Fast forward to 2017 and another trip to Sweden, when Staffansson brought Ruest together again with Mattias Hyttsten (drums) and Peter Fröbom (bass). “They are a great rockabilly backing band, with an almost Howlin’ Wolf feel. I geared a few songs toward that and just let the guys play what they felt, and they kicked ass. They are big fans of Nick Curran and my CDs, so they knew the style and sounds I was looking for.” The fabulous piano playing belongs to the storied Gene Taylor, a citizen of the world. Among the other musicians on Been Gone Too Long is Knock Out Greg, one of Sweden’s premier bandleaders and a touring partner of Ruest’s from the Primich tribute, on harp. Austrian native Christian Dozzler, a longtime Texas resident and friend of Ruest’s, plays accordion on the Gulf Coast-style rocker, “Henhouse To The Doghouse.” If “Henhouse” sounds a bit like a lost Rockpile tune, it’s because Billy Bremner plays guitar on it. (Ruest met the Scottish great at the band house maintained by his Swedish promoter.) Marti Brom, who happened to be in the studio, blows the top off of the Jimmy Reed-inspired “Get Your Mind Out Of That Gutter,”, John Lindberg one of Swedens premiere Rockabillies whom is a regular at the Enviken Studio dropped by and layed down some real cool guitar on ”Nobody Cares” and even a bassline on the aforementioned ”Henhouse” and Wes Race, Fort Worth, Texas’s preeminent hipster, raps over the funky grind of “Jivetalk.”

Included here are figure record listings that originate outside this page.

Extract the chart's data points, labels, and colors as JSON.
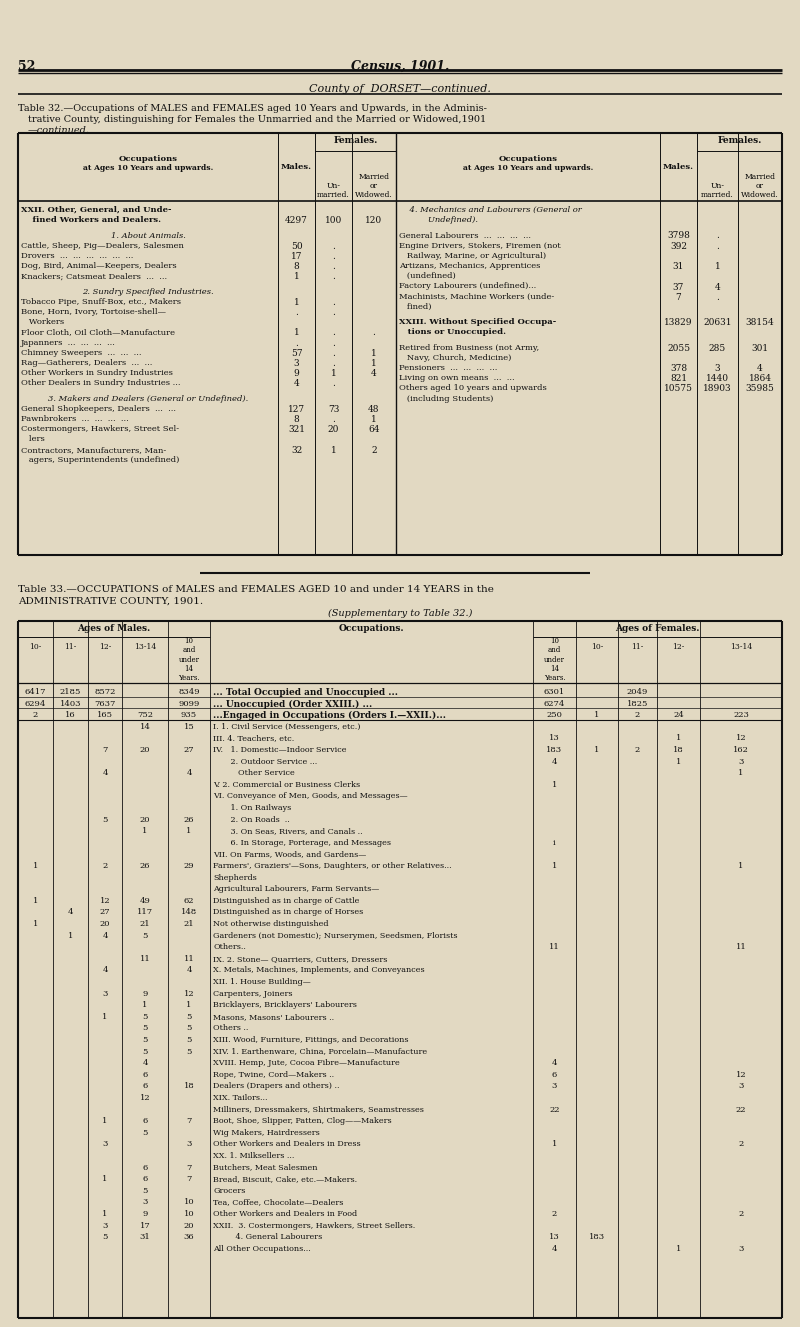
{
  "page_num": "52",
  "main_title": "Census, 1901.",
  "subtitle": "County of  DORSET—continued.",
  "bg_color": "#e2d9c2",
  "t32_left": [
    [
      "XXII. Other, General, and Unde-",
      "",
      "",
      "",
      "bold"
    ],
    [
      "    fined Workers and Dealers.",
      "4297",
      "100",
      "120",
      "bold"
    ],
    [
      "",
      "",
      "",
      "",
      ""
    ],
    [
      "    1. About Animals.",
      "",
      "",
      "",
      "italic_center"
    ],
    [
      "Cattle, Sheep, Pig—Dealers, Salesmen",
      "50",
      ".",
      "",
      "normal"
    ],
    [
      "Drovers  ...  ...  ...  ...  ...  ...",
      "17",
      ".",
      "",
      "normal"
    ],
    [
      "Dog, Bird, Animal—Keepers, Dealers",
      "8",
      ".",
      "",
      "normal"
    ],
    [
      "Knackers; Catsmeat Dealers  ...  ...",
      "1",
      ".",
      "",
      "normal"
    ],
    [
      "",
      "",
      "",
      "",
      ""
    ],
    [
      "    2. Sundry Specified Industries.",
      "",
      "",
      "",
      "italic_center"
    ],
    [
      "Tobacco Pipe, Snuff-Box, etc., Makers",
      "1",
      ".",
      "",
      "normal"
    ],
    [
      "Bone, Horn, Ivory, Tortoise-shell—",
      ".",
      ".",
      "",
      "normal"
    ],
    [
      "   Workers",
      "",
      "",
      "",
      "normal"
    ],
    [
      "Floor Cloth, Oil Cloth—Manufacture",
      "1",
      ".",
      ".",
      "normal"
    ],
    [
      "Japanners  ...  ...  ...  ...",
      ".",
      ".",
      "",
      "normal"
    ],
    [
      "Chimney Sweepers  ...  ...  ...",
      "57",
      ".",
      "1",
      "normal"
    ],
    [
      "Rag—Gatherers, Dealers  ...  ...",
      "3",
      ".",
      "1",
      "normal"
    ],
    [
      "Other Workers in Sundry Industries",
      "9",
      "1",
      "4",
      "normal"
    ],
    [
      "Other Dealers in Sundry Industries ...",
      "4",
      ".",
      "",
      "normal"
    ],
    [
      "",
      "",
      "",
      "",
      ""
    ],
    [
      "    3. Makers and Dealers (General or Undefined).",
      "",
      "",
      "",
      "italic_center"
    ],
    [
      "General Shopkeepers, Dealers  ...  ...",
      "127",
      "73",
      "48",
      "normal"
    ],
    [
      "Pawnbrokers  ...  ...  ...  ...",
      "8",
      ".",
      "1",
      "normal"
    ],
    [
      "Costermongers, Hawkers, Street Sel-",
      "321",
      "20",
      "64",
      "normal"
    ],
    [
      "   lers",
      "",
      "",
      "",
      "normal"
    ],
    [
      "Contractors, Manufacturers, Man-",
      "32",
      "1",
      "2",
      "normal"
    ],
    [
      "   agers, Superintendents (undefined)",
      "",
      "",
      "",
      "normal"
    ]
  ],
  "t32_right": [
    [
      "    4. Mechanics and Labourers (General or",
      "",
      "",
      "",
      "italic"
    ],
    [
      "           Undefined).",
      "",
      "",
      "",
      "italic"
    ],
    [
      "",
      "",
      "",
      "",
      ""
    ],
    [
      "General Labourers  ...  ...  ...  ...",
      "3798",
      ".",
      "",
      "normal"
    ],
    [
      "Engine Drivers, Stokers, Firemen (not",
      "392",
      ".",
      "",
      "normal"
    ],
    [
      "   Railway, Marine, or Agricultural)",
      "",
      "",
      "",
      "normal"
    ],
    [
      "Artizans, Mechanics, Apprentices",
      "31",
      "1",
      "",
      "normal"
    ],
    [
      "   (undefined)",
      "",
      "",
      "",
      "normal"
    ],
    [
      "Factory Labourers (undefined)...",
      "37",
      "4",
      "",
      "normal"
    ],
    [
      "Machinists, Machine Workers (unde-",
      "7",
      ".",
      "",
      "normal"
    ],
    [
      "   fined)",
      "",
      "",
      "",
      "normal"
    ],
    [
      "",
      "",
      "",
      "",
      ""
    ],
    [
      "XXIII. Without Specified Occupa-",
      "13829",
      "20631",
      "38154",
      "bold"
    ],
    [
      "   tions or Unoccupied.",
      "",
      "",
      "",
      "bold"
    ],
    [
      "",
      "",
      "",
      "",
      ""
    ],
    [
      "Retired from Business (not Army,",
      "2055",
      "285",
      "301",
      "normal"
    ],
    [
      "   Navy, Church, Medicine)",
      "",
      "",
      "",
      "normal"
    ],
    [
      "Pensioners  ...  ...  ...  ...",
      "378",
      "3",
      "4",
      "normal"
    ],
    [
      "Living on own means  ...  ...",
      "821",
      "1440",
      "1864",
      "normal"
    ],
    [
      "Others aged 10 years and upwards",
      "10575",
      "18903",
      "35985",
      "normal"
    ],
    [
      "   (including Students)",
      "",
      "",
      "",
      "normal"
    ]
  ],
  "t33_rows": [
    [
      "... Total Occupied and Unoccupied ...",
      "6417",
      "2185",
      "8572",
      "",
      "8349",
      "6301",
      "",
      "2049",
      "",
      ""
    ],
    [
      "... Unoccupied (Order XXIII.) ...",
      "6294",
      "1403",
      "7637",
      "",
      "9099",
      "6274",
      "",
      "1825",
      "",
      ""
    ],
    [
      "...Engaged in Occupations (Orders I.—XXII.)...",
      "2",
      "16",
      "165",
      "752",
      "935",
      "250",
      "1",
      "2",
      "24",
      "223"
    ],
    [
      "I. 1. Civil Service (Messengers, etc.)",
      "",
      "",
      "",
      "14",
      "15",
      "",
      "",
      "",
      "",
      ""
    ],
    [
      "III. 4. Teachers, etc.",
      "",
      "",
      "",
      "",
      "",
      "13",
      "",
      "",
      "1",
      "12"
    ],
    [
      "IV.   1. Domestic—Indoor Service",
      "",
      "",
      "7",
      "20",
      "27",
      "183",
      "1",
      "2",
      "18",
      "162"
    ],
    [
      "       2. Outdoor Service ...",
      "",
      "",
      "",
      "",
      "",
      "4",
      "",
      "",
      "1",
      "3"
    ],
    [
      "          Other Service",
      "",
      "",
      "4",
      "",
      "4",
      "",
      "",
      "",
      "",
      "1"
    ],
    [
      "V. 2. Commercial or Business Clerks",
      "",
      "",
      "",
      "",
      "",
      "1",
      "",
      "",
      "",
      ""
    ],
    [
      "VI. Conveyance of Men, Goods, and Messages—",
      "",
      "",
      "",
      "",
      "",
      "",
      "",
      "",
      "",
      ""
    ],
    [
      "       1. On Railways",
      "",
      "",
      "",
      "",
      "",
      "",
      "",
      "",
      "",
      ""
    ],
    [
      "       2. On Roads  ..",
      "",
      "",
      "5",
      "20",
      "26",
      "",
      "",
      "",
      "",
      ""
    ],
    [
      "       3. On Seas, Rivers, and Canals ..",
      "",
      "",
      "",
      "1",
      "1",
      "",
      "",
      "",
      "",
      ""
    ],
    [
      "       6. In Storage, Porterage, and Messages",
      "",
      "",
      "",
      "",
      "",
      "i",
      "",
      "",
      "",
      ""
    ],
    [
      "VII. On Farms, Woods, and Gardens—",
      "",
      "",
      "",
      "",
      "",
      "",
      "",
      "",
      "",
      ""
    ],
    [
      "Farmers', Graziers'—Sons, Daughters, or other Relatives...",
      "1",
      "",
      "2",
      "26",
      "29",
      "1",
      "",
      "",
      "",
      "1"
    ],
    [
      "Shepherds",
      "",
      "",
      "",
      "",
      "",
      "",
      "",
      "",
      "",
      ""
    ],
    [
      "Agricultural Labourers, Farm Servants—",
      "",
      "",
      "",
      "",
      "",
      "",
      "",
      "",
      "",
      ""
    ],
    [
      "Distinguished as in charge of Cattle",
      "1",
      "",
      "12",
      "49",
      "62",
      "",
      "",
      "",
      "",
      ""
    ],
    [
      "Distinguished as in charge of Horses",
      "",
      "4",
      "27",
      "117",
      "148",
      "",
      "",
      "",
      "",
      ""
    ],
    [
      "Not otherwise distinguished",
      "1",
      "",
      "20",
      "21",
      "21",
      "",
      "",
      "",
      "",
      ""
    ],
    [
      "Gardeners (not Domestic); Nurserymen, Seedsmen, Florists",
      "",
      "1",
      "4",
      "5",
      "",
      "",
      "",
      "",
      "",
      ""
    ],
    [
      "Others..",
      "",
      "",
      "",
      "",
      "",
      "11",
      "",
      "",
      "",
      "11"
    ],
    [
      "IX. 2. Stone— Quarriers, Cutters, Dressers",
      "",
      "",
      "",
      "11",
      "11",
      "",
      "",
      "",
      "",
      ""
    ],
    [
      "X. Metals, Machines, Implements, and Conveyances",
      "",
      "",
      "4",
      "",
      "4",
      "",
      "",
      "",
      "",
      ""
    ],
    [
      "XII. 1. House Building—",
      "",
      "",
      "",
      "",
      "",
      "",
      "",
      "",
      "",
      ""
    ],
    [
      "Carpenters, Joiners",
      "",
      "",
      "3",
      "9",
      "12",
      "",
      "",
      "",
      "",
      ""
    ],
    [
      "Bricklayers, Bricklayers' Labourers",
      "",
      "",
      "",
      "1",
      "1",
      "",
      "",
      "",
      "",
      ""
    ],
    [
      "Masons, Masons' Labourers ..",
      "",
      "",
      "1",
      "5",
      "5",
      "",
      "",
      "",
      "",
      ""
    ],
    [
      "Others ..",
      "",
      "",
      "",
      "5",
      "5",
      "",
      "",
      "",
      "",
      ""
    ],
    [
      "XIII. Wood, Furniture, Fittings, and Decorations",
      "",
      "",
      "",
      "5",
      "5",
      "",
      "",
      "",
      "",
      ""
    ],
    [
      "XIV. 1. Earthenware, China, Porcelain—Manufacture",
      "",
      "",
      "",
      "5",
      "5",
      "",
      "",
      "",
      "",
      ""
    ],
    [
      "XVIII. Hemp, Jute, Cocoa Fibre—Manufacture",
      "",
      "",
      "",
      "4",
      "",
      "4",
      "",
      "",
      "",
      ""
    ],
    [
      "Rope, Twine, Cord—Makers ..",
      "",
      "",
      "",
      "6",
      "",
      "6",
      "",
      "",
      "",
      "12"
    ],
    [
      "Dealers (Drapers and others) ..",
      "",
      "",
      "",
      "6",
      "18",
      "3",
      "",
      "",
      "",
      "3"
    ],
    [
      "XIX. Tailors...",
      "",
      "",
      "",
      "12",
      "",
      "",
      "",
      "",
      "",
      ""
    ],
    [
      "Milliners, Dressmakers, Shirtmakers, Seamstresses",
      "",
      "",
      "",
      "",
      "",
      "22",
      "",
      "",
      "",
      "22"
    ],
    [
      "Boot, Shoe, Slipper, Patten, Clog——Makers",
      "",
      "",
      "1",
      "6",
      "7",
      "",
      "",
      "",
      "",
      ""
    ],
    [
      "Wig Makers, Hairdressers",
      "",
      "",
      "",
      "5",
      "",
      "",
      "",
      "",
      "",
      ""
    ],
    [
      "Other Workers and Dealers in Dress",
      "",
      "",
      "3",
      "",
      "3",
      "1",
      "",
      "",
      "",
      "2"
    ],
    [
      "XX. 1. Milksellers ...",
      "",
      "",
      "",
      "",
      "",
      "",
      "",
      "",
      "",
      ""
    ],
    [
      "Butchers, Meat Salesmen",
      "",
      "",
      "",
      "6",
      "7",
      "",
      "",
      "",
      "",
      ""
    ],
    [
      "Bread, Biscuit, Cake, etc.—Makers.",
      "",
      "",
      "1",
      "6",
      "7",
      "",
      "",
      "",
      "",
      ""
    ],
    [
      "Grocers",
      "",
      "",
      "",
      "5",
      "",
      "",
      "",
      "",
      "",
      ""
    ],
    [
      "Tea, Coffee, Chocolate—Dealers",
      "",
      "",
      "",
      "3",
      "10",
      "",
      "",
      "",
      "",
      ""
    ],
    [
      "Other Workers and Dealers in Food",
      "",
      "",
      "1",
      "9",
      "10",
      "2",
      "",
      "",
      "",
      "2"
    ],
    [
      "XXII.  3. Costermongers, Hawkers, Street Sellers.",
      "",
      "",
      "3",
      "17",
      "20",
      "",
      "",
      "",
      "",
      ""
    ],
    [
      "         4. General Labourers",
      "",
      "",
      "5",
      "31",
      "36",
      "13",
      "183",
      "",
      "",
      ""
    ],
    [
      "All Other Occupations...",
      "",
      "",
      "",
      "",
      "",
      "4",
      "",
      "",
      "1",
      "3"
    ]
  ]
}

Been Gone Too Long extends Ruest’s winning formula for making outstanding blues records: Guitar playing that ranges from savage to sophisticated, honest vocals, and a lockstep connection with the band that gives the set power, finesse, and a fine-tuned dynamic range. The program offers a couple of fresh covers–Guitar Slim’s “Sufferin’ Mind,” reimagined as an intense Elmore James number, and Arthur Alexander’s timeless “The Girl That Radiates That Charm”–and a host of incisive original songs: the swinging “Real Proud Papa”; “Too Cool For School,” with its big, Bo Diddley beat; the Latin-tinged “Nobody Cares”; the Wolf-like stomp “I’m Going Home”; the rocking “I Quit”; “Can’t Take No More” and “True Found Baby,” which acknowledge B.B. King’s early sides; and the slow drag of the title track. The essence of blues tradition past, present, and future, is in good hands with Chris Ruest.
//
Tom Hyslop
Contributing Editor, Blues Music Magazine.